Towards what turned out to be the last years of his life, he became a Director at the Centre for Policy Alternatives (CPA) in Colombo.
Reams have been written on why he left the CPA in 2006 and became a Deputy Secretary General in the Sri Lankan government’s Secretariat for Coordinating the Peace Process (SCOPP).
Apparently, Kethesh had wanted to sign up with the Bandaranaike Centre for International Studies. That is when President Mahinda Rajapaksa, probably eager to have a Tamil face in the Secretariat, wooed Kethesh.
Anyone who even remotely believes that Kethesh sold his soul to the Sri Lankan establishment by joining the Secretariat is foolishly off the mark.
If this allegation were to be true, then the LTTE must be dubbed the biggest agent of Colombo for accepting money, weapons, and more—in plenty—from President Ranasinghe Premadasa.
Kethesh may have thought that, by playing a role in the government Secretariat, he might be able to somehow influence the limping peace process, with which he was not happy.
At worst, he was naïve to believe so. For this, he paid with his life.
The LTTE gunman who fired several shots at Kethesh after calling him out of his residence in Dehiwala, Colombo, would have been told by his trainers that this bespectacled, skinny man was a traitor to Tamil Eelam. He had to go.
Was it a coincidence that Kethesh was assassinated exactly a year after a LTTE sniper took out Foreign Minister Lakshman Kadirgamar, another Tamil?
It is true that the LTTE did not take responsibility after Kethesh lost his life. But the Tigers also did not claim to have killed Rajiv Gandhi or Kadirgamar. It was their style.
However, pro-LTTE commentators showed where they stood on the murder. Days later, one Tiger propagandist described Kethesh as “a loose cannon”, “a bundle of contradictions,” and “an unabashed chameleon careerist”.
Those who counted themselves on the side of the LTTE dubbed him a “traitor”.

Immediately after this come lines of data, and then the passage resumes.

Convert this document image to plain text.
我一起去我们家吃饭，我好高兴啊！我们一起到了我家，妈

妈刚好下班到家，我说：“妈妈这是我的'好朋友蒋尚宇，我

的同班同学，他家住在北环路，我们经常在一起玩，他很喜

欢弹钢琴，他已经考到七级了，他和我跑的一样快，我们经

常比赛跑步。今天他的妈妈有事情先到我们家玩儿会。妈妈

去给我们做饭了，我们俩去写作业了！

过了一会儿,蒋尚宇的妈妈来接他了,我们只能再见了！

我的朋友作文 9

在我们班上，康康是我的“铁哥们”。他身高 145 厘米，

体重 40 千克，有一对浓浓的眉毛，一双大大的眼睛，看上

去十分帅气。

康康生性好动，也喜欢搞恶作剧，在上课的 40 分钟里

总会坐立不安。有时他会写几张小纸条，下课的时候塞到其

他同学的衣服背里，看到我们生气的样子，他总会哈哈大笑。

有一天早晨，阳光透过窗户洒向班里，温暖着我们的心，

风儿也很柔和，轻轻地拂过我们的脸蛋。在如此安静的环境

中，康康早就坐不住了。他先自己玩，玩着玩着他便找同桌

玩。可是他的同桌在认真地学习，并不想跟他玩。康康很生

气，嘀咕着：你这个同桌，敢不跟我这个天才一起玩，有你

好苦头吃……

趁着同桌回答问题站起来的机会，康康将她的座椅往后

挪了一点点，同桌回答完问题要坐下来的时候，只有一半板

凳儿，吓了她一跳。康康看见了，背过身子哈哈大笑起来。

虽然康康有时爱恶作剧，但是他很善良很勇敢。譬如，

Away from politics and ethnicity, Kethesh led a simple life. He had few wants. He was a voracious reader, like his wife, Bhavani, who was two years older than him.
Only ten days before he was killed, he expressed a fear to Bhavani. With his many ailments, how would he manage if she died before him?
After all, he suffered from failing hearing, weak eyesight, and irritable bowel syndrome, which had never spared him since childhood. He often fell ill.
By gunning him down, the LTTE resolved the worry he had.
Those who ordered his cowardly killing did not realise that karma never spares anyone. Those who heap violence on others will die violently one day. This is true for everyone in the world, the LTTE included.